What to do when Pam Zekman comes calling
For years, the seven most dreaded words in the English language were: “Mike Wallace is here to see you.” So feared was the grand inquisitor of “60 Minutes” that mere mention of his name made corrupt politicians, crooked businessmen and other assorted scoundrels quake in their loafers.
Wallace, 91, is officially retired from “60 Minutes” now, and the interrogation style that he made famous is rarely seen on network television these days. But in Chicago, there’s still one investigative reporter whose name evokes a similar reaction of abject panic. I’m referring to Pam Zekman, the diminutive dynamo of WBBM-Channel 2.
For nearly 30 years at the CBS-owned station — and 10 years before that at Chicago’s two daily newspapers — Zekman, 65, has been a unique force of nature who pursues her journalistic targets with the zeal and passion of the early 20th century muckrakers. The sight of her shoving a microphone in the face of a hostile character or chasing a fleeing subject down the street with camera in tow became as familiar to local viewers as Bozo’s big shoes or Skippy’s suspenders.
Twice in the past week or so, I’ve received calls from friends — one in government and the other in private practice — informing me that Pam Zekman was poking around the business of people close to them. Although the two matters were totally unrelated, the concern and stress I could hear in my friends’ voices were practically the same. Both asked how I thought they should handle Zekman’s inquiries. Of course, I told them of my great respect for her and the work she’s done over a terrific four-decade career (being honored by her peers this year with her Silver Circle induction). And, for what it’s worth, here’s the free advice I gave to them and I’ll share with you:
- Don’t duck her. The worst thing you can do is refuse to cooperate. It gives you no voice in the story, forfeits your opportunity to correct the facts and makes you look guilty as hell. Zekman is a master of knocking on closed doors, demanding simple answers to complicated questions and, as noted above, chasing people down the street. They’re all little dramas designed to shed more heat than light. You don’t want to be seen in those scenarios.
- Never say “no comment.” That’s another way to appear guilty even if you’re not. Lawyers who advise clients to say “no comment” may think they’re acting in their best interests legally, but they’re killing them in the court of public opinion. Even an innocuous statement of concern or acknowledgement of the issue is better than stonewalling.

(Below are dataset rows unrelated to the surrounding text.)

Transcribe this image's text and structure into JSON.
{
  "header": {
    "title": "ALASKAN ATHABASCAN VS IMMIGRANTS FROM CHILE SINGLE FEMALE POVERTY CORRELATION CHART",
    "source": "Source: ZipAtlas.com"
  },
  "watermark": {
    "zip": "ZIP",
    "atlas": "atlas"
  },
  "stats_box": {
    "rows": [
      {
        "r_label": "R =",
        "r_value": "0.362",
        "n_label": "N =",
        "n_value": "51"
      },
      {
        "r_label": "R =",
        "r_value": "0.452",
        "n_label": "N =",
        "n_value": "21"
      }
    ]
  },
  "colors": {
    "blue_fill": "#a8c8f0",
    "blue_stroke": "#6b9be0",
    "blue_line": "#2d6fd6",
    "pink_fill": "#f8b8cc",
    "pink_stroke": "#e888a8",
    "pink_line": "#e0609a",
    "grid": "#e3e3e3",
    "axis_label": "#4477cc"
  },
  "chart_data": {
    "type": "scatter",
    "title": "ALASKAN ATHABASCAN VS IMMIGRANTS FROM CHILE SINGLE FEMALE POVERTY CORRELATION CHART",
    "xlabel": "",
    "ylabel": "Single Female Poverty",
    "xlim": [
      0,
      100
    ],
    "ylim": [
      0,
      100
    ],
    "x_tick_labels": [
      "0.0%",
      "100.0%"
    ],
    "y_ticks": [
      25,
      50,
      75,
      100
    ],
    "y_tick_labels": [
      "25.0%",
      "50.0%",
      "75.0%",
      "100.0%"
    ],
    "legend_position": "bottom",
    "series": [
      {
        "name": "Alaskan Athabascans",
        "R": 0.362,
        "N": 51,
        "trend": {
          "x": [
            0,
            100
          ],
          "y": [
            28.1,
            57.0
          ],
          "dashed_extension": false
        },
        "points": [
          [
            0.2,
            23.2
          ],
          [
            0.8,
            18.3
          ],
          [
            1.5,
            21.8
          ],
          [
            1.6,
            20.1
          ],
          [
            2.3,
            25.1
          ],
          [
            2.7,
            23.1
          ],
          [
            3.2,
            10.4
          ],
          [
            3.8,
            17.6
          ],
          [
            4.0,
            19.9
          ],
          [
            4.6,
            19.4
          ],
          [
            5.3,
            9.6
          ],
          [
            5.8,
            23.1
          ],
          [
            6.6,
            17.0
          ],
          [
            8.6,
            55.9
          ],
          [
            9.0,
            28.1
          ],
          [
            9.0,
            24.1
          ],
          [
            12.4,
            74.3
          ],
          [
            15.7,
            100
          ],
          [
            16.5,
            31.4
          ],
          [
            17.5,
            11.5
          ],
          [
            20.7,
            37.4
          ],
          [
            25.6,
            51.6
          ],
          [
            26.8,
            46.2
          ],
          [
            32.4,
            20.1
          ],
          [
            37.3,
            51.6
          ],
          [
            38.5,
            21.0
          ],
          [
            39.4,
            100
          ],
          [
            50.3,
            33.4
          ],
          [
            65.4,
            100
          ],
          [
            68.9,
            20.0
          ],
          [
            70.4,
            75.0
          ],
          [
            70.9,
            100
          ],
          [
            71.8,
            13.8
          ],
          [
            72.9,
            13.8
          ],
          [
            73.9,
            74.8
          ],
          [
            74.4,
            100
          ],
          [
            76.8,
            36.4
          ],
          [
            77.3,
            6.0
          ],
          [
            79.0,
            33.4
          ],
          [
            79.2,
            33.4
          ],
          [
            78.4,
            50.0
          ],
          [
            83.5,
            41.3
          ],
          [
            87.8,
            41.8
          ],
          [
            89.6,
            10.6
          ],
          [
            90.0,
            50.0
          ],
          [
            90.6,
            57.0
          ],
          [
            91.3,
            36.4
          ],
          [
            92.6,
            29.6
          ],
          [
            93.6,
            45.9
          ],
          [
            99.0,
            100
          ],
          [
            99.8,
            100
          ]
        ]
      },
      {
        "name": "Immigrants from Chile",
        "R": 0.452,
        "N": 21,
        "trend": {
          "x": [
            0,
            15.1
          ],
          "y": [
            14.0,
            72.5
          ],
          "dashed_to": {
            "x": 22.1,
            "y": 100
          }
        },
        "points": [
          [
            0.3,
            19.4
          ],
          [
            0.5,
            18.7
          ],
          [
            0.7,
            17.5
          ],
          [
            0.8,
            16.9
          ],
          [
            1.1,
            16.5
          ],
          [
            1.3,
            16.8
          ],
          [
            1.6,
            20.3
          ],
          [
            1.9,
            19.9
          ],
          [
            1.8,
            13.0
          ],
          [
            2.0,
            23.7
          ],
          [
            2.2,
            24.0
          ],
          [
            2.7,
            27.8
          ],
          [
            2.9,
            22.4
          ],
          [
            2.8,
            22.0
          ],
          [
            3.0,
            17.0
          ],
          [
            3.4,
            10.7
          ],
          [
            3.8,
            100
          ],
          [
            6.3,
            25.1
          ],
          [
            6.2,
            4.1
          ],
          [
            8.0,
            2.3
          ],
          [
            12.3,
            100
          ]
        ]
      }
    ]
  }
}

- Set your limits. Just because you’ve agreed to cooperate doesn’t mean you become a powerless pawn in Zekman’s hands. You can negotiate where and when the interview will take place. You can set a reasonable time limit in advance. You can even choose not to go on camera at all. Under certain circumstances, you may insist on being interviewed without cameras present or responding to questions in writing rather than in person. People do it all the time.
- Be honest. Never, ever lie. You are not obligated to reveal everything you know, but be sure whatever you do say is the truth.
- Act preemptively. If the matter in question can be corrected simply — perhaps by providing a refund, making necessary repairs or offering a sincere apology — do sobefore the interview with Zekman. Nothing is more disarming than telling her you’ve already solved the problem she’s come to ask about. It may not kill the story entirely, but it certainly will make you look better if you’ve already made amends.
- Protect yourself. If you’re going to submit to an interview on camera, make an audio recording of it for yourself. The point is not to intimidate Zekman (who, quite honestly, is beyond intimidation by anyone at this point), but to give yourself a backup in case questions of context or disputes about editing arise after the story airs.
- Don’t worry. What’s the worst that can happen? As with all of local news, Channel 2’s ratings are a far cry from what they used to be. Sure you may find yourself utterly humiliated before the six percent of television households in the Chicago area tuned in to the 10 o’clock newscast on an average night. But that still leaves the other 94 percent who’ll never know a thing about it.